Write down detailed proofs of every statement you make 1. A 4 × 4 matrix A has eigenvalues λ1 = 1,λ2 = 0,λ3 = 2,λ4 = −1.
• Is A invertible? Why or why not?
• Is A diagonalizable? Why or why not?
• Find the the characteristic polynomial, the trace and determinant of A.
2. Find a relation between the eigenvalues of a non-singular matrix A and those of its inverse A−1
3. Find a relation between the eigenvalues of a matrix A and those of its square A2 = AA
4. For the following either find an example or prove that such examplecannot exist:
(a) A 4×4 matrix with eigenvalues λ1 = 1 with algebraic multiplicity 2 and geometric multiplicity 1; λ2 = 2 with algebraic multiplicity 1 and geometric multiplicity 1 and λ3 = 3 with algebraic multiplicity 1 and geometric multiplicity 1.

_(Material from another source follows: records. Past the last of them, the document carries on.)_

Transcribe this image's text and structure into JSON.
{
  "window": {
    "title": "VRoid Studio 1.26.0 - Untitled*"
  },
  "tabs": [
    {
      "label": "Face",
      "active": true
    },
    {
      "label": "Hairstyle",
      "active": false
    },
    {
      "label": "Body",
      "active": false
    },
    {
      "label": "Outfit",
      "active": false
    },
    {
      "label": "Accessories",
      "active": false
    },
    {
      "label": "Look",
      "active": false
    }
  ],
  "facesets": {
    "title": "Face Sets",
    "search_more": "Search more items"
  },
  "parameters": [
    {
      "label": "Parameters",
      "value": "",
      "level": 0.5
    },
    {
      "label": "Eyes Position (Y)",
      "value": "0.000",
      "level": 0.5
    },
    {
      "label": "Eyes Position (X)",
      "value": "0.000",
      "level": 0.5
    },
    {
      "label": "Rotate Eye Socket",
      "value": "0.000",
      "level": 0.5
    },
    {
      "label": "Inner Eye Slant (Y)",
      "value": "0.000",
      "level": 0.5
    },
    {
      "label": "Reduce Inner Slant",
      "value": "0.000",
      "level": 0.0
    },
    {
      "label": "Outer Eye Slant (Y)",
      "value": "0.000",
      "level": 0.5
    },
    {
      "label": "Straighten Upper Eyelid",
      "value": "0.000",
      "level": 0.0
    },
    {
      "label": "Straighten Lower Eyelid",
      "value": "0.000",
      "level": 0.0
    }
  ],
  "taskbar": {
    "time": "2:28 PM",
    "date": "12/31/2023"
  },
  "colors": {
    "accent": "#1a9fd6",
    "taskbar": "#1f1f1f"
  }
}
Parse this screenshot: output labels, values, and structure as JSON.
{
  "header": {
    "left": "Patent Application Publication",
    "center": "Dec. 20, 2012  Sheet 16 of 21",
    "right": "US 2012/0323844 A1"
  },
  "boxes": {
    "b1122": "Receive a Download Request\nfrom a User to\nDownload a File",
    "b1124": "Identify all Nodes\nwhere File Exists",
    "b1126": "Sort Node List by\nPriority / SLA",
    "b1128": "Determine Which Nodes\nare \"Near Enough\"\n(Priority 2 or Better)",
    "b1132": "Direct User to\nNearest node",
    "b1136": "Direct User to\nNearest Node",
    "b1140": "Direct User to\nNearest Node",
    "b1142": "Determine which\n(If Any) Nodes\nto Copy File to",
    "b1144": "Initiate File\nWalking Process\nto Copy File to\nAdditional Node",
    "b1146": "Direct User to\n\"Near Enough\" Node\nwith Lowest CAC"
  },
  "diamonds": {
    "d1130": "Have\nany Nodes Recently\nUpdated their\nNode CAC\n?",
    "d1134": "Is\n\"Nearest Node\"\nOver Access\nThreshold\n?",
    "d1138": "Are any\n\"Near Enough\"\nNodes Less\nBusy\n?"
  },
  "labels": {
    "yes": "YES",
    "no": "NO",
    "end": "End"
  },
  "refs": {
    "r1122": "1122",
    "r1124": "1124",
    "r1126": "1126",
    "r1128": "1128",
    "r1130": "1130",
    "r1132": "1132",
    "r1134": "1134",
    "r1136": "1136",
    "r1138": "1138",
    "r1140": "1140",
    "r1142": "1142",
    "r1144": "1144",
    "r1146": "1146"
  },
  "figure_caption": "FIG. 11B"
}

(b) A 4×4 matrix with eigenvalues λ1 = 1 with algebraic multiplicity 1 and geometric multiplicity 2; λ2 = 2 with algebraic multiplicity 2 and geometric multiplicity 1 and λ3 = 3 with algebraic multiplicity 1 and geometric multiplicity 1.
(c) A 4×4 matrix with eigenvalues λ1 = 1 with algebraic multiplicity 2 and geometric multiplicity 1; λ2 = 2 with algebraic multiplicity 2 and geometric multiplicity 1 and λ3 = 3 with algebraic multiplicity 1 and geometric multiplicity 1.
(d) A 4 × 4 matrix with one eigenvalue λ1 = π with algebraic multiplicity 4 and geometric multiplicity 1;
5. Construct a 3×3 matrix A with eigenvalues π,π2,π3 and corresponding eigenvectors (1,0,1), (1,1,0), (0,0,1). Is such matrix unique?